I’m expecting her to shriek, scream, flail, or possibly press some hidden panic button on the dashboard control panel.

  Instead, she whips her head back and forth between me and Brohn, smiles with uninhibited delight, and plants an open hand on her chest. “It’s me!” she squeals. “Zephora!”

  “Zephora,” Brohn repeats through a puzzled frown that I’m sure matches my own.

  “Yes! Of course!” I exclaim, reaching across Zephora to give Brohn’s thigh a punch that makes him say, “Ouch,” even though his muscles are techno-genetically enhanced and his skin is practically indestructible. “Our students told us about you. You’re part of the Army of the Unsettled.”

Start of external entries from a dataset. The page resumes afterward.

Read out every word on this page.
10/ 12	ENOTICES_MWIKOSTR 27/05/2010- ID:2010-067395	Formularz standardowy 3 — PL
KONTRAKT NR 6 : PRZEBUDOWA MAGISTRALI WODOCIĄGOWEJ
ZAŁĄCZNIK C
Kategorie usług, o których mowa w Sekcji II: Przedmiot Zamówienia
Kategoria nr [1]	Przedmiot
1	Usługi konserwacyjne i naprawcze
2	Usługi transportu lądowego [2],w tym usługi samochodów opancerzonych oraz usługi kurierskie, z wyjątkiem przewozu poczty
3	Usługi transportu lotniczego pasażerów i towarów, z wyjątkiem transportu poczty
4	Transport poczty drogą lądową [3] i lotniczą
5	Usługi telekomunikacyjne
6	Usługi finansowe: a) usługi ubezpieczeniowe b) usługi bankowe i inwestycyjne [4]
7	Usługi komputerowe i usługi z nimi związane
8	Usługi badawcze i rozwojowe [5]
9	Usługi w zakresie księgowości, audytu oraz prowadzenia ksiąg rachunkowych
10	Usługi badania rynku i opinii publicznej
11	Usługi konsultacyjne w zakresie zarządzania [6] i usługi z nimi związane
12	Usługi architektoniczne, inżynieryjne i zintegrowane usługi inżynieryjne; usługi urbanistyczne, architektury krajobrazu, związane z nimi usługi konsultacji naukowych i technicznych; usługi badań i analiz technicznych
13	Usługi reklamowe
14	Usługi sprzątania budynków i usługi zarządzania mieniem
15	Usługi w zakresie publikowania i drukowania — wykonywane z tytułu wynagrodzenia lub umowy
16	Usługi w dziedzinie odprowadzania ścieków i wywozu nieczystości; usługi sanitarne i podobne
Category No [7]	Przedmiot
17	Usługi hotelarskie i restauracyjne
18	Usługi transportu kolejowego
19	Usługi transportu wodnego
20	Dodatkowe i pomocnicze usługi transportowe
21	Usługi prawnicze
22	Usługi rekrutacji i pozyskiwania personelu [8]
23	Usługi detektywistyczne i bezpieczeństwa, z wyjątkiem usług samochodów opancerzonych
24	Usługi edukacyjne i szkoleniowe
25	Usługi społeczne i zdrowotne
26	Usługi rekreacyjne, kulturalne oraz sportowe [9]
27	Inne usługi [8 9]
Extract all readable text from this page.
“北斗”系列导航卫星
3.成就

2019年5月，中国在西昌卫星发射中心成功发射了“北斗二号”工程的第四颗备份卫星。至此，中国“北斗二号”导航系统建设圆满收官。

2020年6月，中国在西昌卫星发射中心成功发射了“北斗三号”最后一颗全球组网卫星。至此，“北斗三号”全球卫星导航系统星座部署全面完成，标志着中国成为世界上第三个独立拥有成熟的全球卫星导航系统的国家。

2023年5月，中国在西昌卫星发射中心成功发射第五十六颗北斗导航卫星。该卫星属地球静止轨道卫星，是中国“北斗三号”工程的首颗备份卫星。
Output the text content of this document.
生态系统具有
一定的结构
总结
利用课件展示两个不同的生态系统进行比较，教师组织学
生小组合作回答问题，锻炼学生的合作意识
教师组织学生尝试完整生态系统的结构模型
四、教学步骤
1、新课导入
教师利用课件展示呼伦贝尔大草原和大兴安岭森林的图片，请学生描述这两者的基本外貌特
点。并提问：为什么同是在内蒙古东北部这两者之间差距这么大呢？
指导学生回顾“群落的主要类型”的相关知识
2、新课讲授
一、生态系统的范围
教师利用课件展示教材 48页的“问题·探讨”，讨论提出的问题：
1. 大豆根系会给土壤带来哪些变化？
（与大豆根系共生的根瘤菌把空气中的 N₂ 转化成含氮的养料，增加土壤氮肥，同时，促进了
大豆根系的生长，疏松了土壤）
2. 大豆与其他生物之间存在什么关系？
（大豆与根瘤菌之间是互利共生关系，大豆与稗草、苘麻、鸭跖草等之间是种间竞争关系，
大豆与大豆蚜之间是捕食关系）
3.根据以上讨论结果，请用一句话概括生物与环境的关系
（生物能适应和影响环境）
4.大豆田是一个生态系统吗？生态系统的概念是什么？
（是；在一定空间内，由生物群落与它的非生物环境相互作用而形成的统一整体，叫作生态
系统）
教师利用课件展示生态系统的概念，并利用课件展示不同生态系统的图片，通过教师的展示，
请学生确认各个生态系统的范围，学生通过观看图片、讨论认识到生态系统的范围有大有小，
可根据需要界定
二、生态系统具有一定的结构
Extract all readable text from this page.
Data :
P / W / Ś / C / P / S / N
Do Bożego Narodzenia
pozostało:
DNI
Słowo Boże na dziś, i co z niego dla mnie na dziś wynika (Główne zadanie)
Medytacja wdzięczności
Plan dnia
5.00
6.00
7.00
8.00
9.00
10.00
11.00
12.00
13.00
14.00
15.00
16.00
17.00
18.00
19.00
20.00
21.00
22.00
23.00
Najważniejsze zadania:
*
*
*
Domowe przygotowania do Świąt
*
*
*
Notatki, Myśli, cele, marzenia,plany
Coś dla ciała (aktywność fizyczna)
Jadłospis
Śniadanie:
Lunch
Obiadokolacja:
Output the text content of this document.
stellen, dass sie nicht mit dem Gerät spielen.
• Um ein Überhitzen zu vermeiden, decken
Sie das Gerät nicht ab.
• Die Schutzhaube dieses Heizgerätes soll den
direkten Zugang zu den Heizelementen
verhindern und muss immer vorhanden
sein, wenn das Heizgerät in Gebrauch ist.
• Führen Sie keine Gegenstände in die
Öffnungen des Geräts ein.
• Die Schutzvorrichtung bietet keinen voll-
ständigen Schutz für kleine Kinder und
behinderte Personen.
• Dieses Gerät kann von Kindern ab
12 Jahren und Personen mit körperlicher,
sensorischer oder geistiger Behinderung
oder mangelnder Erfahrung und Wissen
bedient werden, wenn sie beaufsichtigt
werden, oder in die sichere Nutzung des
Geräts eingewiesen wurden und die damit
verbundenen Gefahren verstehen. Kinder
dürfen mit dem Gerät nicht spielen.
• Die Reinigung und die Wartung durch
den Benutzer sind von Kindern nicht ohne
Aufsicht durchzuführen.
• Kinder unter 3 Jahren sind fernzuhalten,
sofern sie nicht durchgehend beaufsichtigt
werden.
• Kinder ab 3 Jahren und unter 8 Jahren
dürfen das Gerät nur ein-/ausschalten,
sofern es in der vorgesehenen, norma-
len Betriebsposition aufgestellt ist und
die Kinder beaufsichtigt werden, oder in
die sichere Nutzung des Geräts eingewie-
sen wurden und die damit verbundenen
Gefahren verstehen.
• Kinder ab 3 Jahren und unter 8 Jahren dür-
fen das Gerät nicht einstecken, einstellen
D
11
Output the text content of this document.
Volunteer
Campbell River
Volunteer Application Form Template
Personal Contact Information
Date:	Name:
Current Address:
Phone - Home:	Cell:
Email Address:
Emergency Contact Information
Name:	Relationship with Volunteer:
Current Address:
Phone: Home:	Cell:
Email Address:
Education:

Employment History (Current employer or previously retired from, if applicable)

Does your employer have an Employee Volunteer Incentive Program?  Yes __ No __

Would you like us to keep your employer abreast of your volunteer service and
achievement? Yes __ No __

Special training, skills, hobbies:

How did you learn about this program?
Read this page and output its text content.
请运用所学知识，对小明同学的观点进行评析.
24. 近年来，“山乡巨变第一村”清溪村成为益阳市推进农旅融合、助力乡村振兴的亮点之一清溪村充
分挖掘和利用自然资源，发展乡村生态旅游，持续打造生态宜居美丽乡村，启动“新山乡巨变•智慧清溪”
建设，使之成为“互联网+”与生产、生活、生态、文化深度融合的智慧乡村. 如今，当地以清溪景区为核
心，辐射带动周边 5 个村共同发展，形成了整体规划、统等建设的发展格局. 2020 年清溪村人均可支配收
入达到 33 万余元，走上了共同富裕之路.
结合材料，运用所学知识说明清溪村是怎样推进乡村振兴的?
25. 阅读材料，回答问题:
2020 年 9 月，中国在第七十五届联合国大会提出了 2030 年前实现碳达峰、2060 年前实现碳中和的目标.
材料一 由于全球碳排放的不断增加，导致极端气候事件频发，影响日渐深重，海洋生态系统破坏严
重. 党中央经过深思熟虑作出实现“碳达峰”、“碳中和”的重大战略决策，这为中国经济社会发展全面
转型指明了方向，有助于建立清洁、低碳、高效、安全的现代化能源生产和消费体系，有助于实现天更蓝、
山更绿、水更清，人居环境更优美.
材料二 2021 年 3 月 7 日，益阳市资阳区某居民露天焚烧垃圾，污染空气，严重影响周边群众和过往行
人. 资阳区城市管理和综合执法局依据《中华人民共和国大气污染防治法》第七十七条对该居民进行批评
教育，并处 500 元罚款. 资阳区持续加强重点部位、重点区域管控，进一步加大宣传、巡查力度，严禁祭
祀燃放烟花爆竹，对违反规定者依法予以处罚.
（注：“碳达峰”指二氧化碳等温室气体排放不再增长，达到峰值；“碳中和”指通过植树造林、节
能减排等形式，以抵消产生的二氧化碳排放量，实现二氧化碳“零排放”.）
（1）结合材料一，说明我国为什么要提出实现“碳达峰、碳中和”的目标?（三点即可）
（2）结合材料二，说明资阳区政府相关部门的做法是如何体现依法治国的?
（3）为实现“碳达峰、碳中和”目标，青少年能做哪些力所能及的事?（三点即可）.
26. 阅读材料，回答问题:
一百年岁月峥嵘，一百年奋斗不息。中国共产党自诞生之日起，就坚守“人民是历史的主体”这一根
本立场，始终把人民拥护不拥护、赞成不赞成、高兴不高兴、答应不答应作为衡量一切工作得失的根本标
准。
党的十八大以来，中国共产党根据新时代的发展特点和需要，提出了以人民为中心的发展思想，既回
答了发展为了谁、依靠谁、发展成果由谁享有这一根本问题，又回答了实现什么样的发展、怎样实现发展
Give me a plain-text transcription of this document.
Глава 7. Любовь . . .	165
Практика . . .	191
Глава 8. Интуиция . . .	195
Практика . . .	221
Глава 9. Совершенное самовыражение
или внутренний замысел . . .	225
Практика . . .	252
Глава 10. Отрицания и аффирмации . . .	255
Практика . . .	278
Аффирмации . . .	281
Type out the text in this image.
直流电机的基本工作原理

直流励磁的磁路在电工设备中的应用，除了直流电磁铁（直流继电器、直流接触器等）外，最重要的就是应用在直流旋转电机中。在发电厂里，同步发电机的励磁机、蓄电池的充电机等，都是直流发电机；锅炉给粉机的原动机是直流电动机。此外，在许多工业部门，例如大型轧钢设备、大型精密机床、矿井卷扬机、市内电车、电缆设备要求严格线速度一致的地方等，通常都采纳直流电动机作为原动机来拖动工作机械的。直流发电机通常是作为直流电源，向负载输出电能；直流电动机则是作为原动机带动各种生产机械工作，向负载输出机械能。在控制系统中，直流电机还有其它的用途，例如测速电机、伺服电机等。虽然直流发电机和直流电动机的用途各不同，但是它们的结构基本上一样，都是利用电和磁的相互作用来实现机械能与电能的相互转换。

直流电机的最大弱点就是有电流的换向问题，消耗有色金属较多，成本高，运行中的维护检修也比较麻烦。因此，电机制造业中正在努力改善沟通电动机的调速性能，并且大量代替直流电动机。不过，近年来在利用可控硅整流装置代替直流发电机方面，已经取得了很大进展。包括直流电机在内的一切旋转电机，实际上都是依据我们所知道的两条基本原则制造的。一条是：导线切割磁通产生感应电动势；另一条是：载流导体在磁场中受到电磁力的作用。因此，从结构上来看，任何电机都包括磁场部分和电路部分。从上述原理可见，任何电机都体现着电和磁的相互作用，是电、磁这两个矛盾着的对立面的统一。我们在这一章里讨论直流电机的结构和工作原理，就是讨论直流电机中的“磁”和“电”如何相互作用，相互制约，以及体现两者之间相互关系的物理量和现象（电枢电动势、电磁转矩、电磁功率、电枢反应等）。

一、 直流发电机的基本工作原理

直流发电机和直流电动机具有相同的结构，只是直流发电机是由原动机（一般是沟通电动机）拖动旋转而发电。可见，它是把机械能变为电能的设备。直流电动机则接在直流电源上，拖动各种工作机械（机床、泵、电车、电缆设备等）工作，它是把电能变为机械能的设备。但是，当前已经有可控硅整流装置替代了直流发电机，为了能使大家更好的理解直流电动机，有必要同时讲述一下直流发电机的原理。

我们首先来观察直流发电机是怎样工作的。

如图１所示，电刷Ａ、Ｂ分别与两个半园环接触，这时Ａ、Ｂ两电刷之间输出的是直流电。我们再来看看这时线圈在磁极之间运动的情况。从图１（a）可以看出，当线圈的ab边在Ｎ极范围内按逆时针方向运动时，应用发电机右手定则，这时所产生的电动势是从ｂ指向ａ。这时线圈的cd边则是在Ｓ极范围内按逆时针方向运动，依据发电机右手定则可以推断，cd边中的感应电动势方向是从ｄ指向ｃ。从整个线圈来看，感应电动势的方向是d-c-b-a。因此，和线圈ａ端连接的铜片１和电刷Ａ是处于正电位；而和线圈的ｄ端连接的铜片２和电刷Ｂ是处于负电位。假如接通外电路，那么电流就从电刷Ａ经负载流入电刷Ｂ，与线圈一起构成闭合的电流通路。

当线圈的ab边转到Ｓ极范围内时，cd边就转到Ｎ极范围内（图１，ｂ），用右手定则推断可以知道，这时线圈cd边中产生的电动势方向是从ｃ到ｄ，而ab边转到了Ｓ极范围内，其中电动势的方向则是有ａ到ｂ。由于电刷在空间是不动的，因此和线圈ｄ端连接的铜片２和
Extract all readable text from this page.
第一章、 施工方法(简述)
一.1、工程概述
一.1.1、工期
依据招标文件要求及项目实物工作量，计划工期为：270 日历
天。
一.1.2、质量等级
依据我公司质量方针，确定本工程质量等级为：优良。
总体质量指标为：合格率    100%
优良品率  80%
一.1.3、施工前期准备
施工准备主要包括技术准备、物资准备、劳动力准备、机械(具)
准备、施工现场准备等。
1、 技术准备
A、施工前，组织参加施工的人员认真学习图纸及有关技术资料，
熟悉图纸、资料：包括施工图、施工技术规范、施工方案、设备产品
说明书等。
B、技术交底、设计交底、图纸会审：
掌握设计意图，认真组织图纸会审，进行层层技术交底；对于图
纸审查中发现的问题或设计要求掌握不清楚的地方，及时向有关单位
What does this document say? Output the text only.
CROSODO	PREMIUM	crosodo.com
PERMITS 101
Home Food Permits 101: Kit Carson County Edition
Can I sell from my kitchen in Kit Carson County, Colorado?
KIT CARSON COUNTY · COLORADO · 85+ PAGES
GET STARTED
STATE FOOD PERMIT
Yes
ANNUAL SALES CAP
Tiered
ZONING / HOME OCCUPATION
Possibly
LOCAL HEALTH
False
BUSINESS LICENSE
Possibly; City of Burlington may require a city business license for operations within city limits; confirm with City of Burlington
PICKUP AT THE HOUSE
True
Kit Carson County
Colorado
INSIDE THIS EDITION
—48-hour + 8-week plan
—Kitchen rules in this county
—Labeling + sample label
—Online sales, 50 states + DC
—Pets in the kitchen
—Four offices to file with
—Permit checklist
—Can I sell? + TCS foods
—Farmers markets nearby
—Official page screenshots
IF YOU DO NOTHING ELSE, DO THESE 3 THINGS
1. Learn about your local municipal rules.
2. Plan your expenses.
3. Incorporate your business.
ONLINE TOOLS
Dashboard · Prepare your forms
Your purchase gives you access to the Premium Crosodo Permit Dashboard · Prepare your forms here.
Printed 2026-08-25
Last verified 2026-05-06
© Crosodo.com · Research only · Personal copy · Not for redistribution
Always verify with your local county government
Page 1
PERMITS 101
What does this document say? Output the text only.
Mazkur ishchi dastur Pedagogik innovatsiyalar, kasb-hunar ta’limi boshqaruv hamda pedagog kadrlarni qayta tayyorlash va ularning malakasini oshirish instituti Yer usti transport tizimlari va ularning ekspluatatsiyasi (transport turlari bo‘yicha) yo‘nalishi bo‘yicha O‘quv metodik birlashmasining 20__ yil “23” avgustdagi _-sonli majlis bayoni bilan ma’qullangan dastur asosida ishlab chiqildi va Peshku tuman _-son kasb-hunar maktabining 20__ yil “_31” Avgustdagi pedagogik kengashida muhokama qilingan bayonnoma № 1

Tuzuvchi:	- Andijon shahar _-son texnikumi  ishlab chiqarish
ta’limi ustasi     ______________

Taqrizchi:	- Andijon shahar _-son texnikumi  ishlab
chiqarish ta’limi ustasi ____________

  Sad-eyed, Zephora tells us all the drivers are from the Army of the Unsettled. “What’s left of us, anyway. We’re the ones the Devoted didn’t kill.”

  From outside the truck, the pylon’s eye pings open and starts flashing yellow. “Um, do you need to be driving this thing?”

  “Only if you don’t want the pylon out there to sound an alarm and bring in Devoted guards to kill us.”

  “Let’s switch.”

  Laughing, Zephora lets me slide past her, and she takes the wheel with me and Brohn now sitting next each other on the passenger side.

  As the behemoth of a rig trundles along, Zephora tells us about the shipping stations, explaining how this is just one of dozens of them around the perimeter of the walled city.

  “Most of them are like this,” she explains. “We bring supplies in from outside, and we ferry garbage from the inside out.”

  “Can you get us inside?”

  “Maybe we could hide in the cab?” Brohn suggests.

  Zephora shakes her head. “They scan the cabs each time we pass through the gates. They’d detect your heat signature.”

  “You can control your heat signature,” Brohn reminds me.

  “But you can’t,” I remind him back.

  I point back to the rig’s now-empty hopper. “What about in there?”